As origens dos buracos negros binários podem ser “fabricadas”

NASA Goddard

Simulação da luz emitida por um sistema binário supermassivo de buracos negros onde o gás circundante é oticamente fino (transparente).

O modo como um buraco negro gira fornece pistas da sua origem. Isto é especialmente verdade para os binários, em que dois buracos negros se orbitam um ao outro antes de se fundirem.

A rotação e a inclinação dos respetivos buracos negros, imediatamente antes da fusão, pode revelar se os gigantes invisíveis surgiram de um disco galáctico calmo ou de um enxame mais dinâmico de estrelas.

Os astrónomos esperam determinar qual destas histórias de origem é a mais provável através da análise dos 69 binários confirmados detetados até à data.

Mas um novo estudo conclui que, por agora, o catálogo atual de binários não é suficiente para revelar nada de fundamental acerca da formação dos buracos negros.

No estudo, publicado na revista Astronomy and Astrophysics, físicos do MIT mostram que quando todos os binários conhecidos e as suas rotações são colocadas em modelos de formação de buracos negros, as conclusões podem parecer muito diferentes, dependendo do modelo em particular utilizado para interpretar os dados.

As origens de um buraco negro podem, portanto, ser “fabricadas” de diferentes maneiras, dependendo das suposições do modelo sobre a forma como o Universo funciona.

“Quando se muda o modelo e se torna mais flexível ou se fazem pressupostos diferentes, obtém-se uma resposta diferente sobre como os buracos negros se formaram no Universo”, diz a coautora Sylvia Biscoveanu, estudante no MIT que trabalha no Laboratório LIGO.

“Mostramos que os cientistas precisam de ter cuidado porque ainda não estamos na fase em que os nossos dados nos permitem acreditar no que o modelo nos diz”.

Os coautores do estudo incluem Colm Talbot, pós-doc do MIT, e Salvatore Vitale, professor associado de física e membro do Instituto Kavli de Astrofísica e Investigação Espacial no MIT.

Um conto de duas origens

Pensa-se que os buracos negros nos sistemas binários surgem por uma de duas vias.

A primeira é através de “evolução binária de campo“, em que duas estrelas evoluem juntas e eventualmente explodem como supernovas, deixando para trás dois buracos negros que continuam a orbitar num sistema binário.

Neste cenário, os buracos negros devem ter rotações relativamente alinhadas, pois teriam tido tempo – primeiro como estrelas, depois como buracos negros – de se puxar um ao outro para orientações semelhantes.

Se os buracos negros de um binário tiverem aproximadamente a mesma rotação, os cientistas pensam que devem ter evoluído num ambiente relativamente calmo, tal como um disco galáctico.

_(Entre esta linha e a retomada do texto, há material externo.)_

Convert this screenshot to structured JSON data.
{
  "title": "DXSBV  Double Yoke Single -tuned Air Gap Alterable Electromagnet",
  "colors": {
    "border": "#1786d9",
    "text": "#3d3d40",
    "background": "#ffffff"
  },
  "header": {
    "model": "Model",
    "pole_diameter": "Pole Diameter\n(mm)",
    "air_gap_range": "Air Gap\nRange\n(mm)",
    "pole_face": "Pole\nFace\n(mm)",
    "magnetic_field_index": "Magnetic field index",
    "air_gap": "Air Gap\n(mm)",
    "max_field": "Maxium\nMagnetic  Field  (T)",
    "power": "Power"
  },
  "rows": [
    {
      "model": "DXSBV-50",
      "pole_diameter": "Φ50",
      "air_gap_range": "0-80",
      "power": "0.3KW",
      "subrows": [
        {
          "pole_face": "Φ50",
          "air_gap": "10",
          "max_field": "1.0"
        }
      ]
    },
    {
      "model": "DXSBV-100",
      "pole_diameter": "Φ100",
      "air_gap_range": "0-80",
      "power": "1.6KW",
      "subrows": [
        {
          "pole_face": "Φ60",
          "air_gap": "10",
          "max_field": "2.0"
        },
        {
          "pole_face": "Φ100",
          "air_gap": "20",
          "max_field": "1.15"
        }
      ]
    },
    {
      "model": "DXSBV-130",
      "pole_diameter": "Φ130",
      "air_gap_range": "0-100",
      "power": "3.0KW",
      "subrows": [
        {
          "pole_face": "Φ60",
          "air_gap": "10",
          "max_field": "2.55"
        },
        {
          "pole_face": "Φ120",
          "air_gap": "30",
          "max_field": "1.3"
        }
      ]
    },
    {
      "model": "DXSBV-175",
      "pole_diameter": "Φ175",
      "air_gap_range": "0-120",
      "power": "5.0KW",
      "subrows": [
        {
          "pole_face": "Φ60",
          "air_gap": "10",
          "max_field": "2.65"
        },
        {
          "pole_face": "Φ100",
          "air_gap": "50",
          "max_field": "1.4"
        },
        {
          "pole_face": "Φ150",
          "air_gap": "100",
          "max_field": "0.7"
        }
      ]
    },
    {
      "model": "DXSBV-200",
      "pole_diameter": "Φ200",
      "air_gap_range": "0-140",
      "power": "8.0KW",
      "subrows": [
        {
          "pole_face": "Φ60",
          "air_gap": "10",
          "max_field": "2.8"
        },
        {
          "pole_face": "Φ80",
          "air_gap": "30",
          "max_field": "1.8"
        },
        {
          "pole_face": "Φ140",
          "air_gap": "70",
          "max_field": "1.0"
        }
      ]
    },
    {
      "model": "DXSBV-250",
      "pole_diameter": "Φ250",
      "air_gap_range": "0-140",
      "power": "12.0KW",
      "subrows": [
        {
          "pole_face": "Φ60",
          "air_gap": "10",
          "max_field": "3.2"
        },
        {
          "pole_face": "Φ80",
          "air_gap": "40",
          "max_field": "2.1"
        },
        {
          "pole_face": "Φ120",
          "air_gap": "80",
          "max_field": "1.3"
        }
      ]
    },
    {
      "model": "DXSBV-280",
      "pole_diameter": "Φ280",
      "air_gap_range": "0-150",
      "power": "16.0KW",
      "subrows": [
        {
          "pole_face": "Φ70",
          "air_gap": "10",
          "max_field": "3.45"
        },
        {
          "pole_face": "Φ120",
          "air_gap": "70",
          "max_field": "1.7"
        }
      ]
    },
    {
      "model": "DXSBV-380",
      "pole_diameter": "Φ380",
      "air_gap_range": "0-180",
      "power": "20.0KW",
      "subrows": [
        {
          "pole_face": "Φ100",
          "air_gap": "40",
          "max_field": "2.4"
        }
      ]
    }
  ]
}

Os buracos negros binários também se podem formar através de “montagem dinâmica“, onde dois buracos negros evoluem separadamente, cada um com a sua própria inclinação e rotação.

Devido a determinados processos astrofísicos, os buracos negros eventualmente encontram-se e aproximam-se o suficiente para formar um sistema binário.

Um tal emparelhamento dinâmico ocorreria provavelmente não num disco galáctico calmo, mas num ambiente mais denso, como um enxame globular, onde a interação de milhares de estrelas pode fazer com que dois buracos negros se juntem.

Se os buracos negros de um binário tiverem rotações orientadas aleatoriamente, é provável que se tenham formado num enxame globular.

Mas que fração de binários se formam através de uma via vs. a outra? A resposta, pensam os astrónomos, deve residir nos dados e, particularmente, nas medições das rotações dos buracos negros.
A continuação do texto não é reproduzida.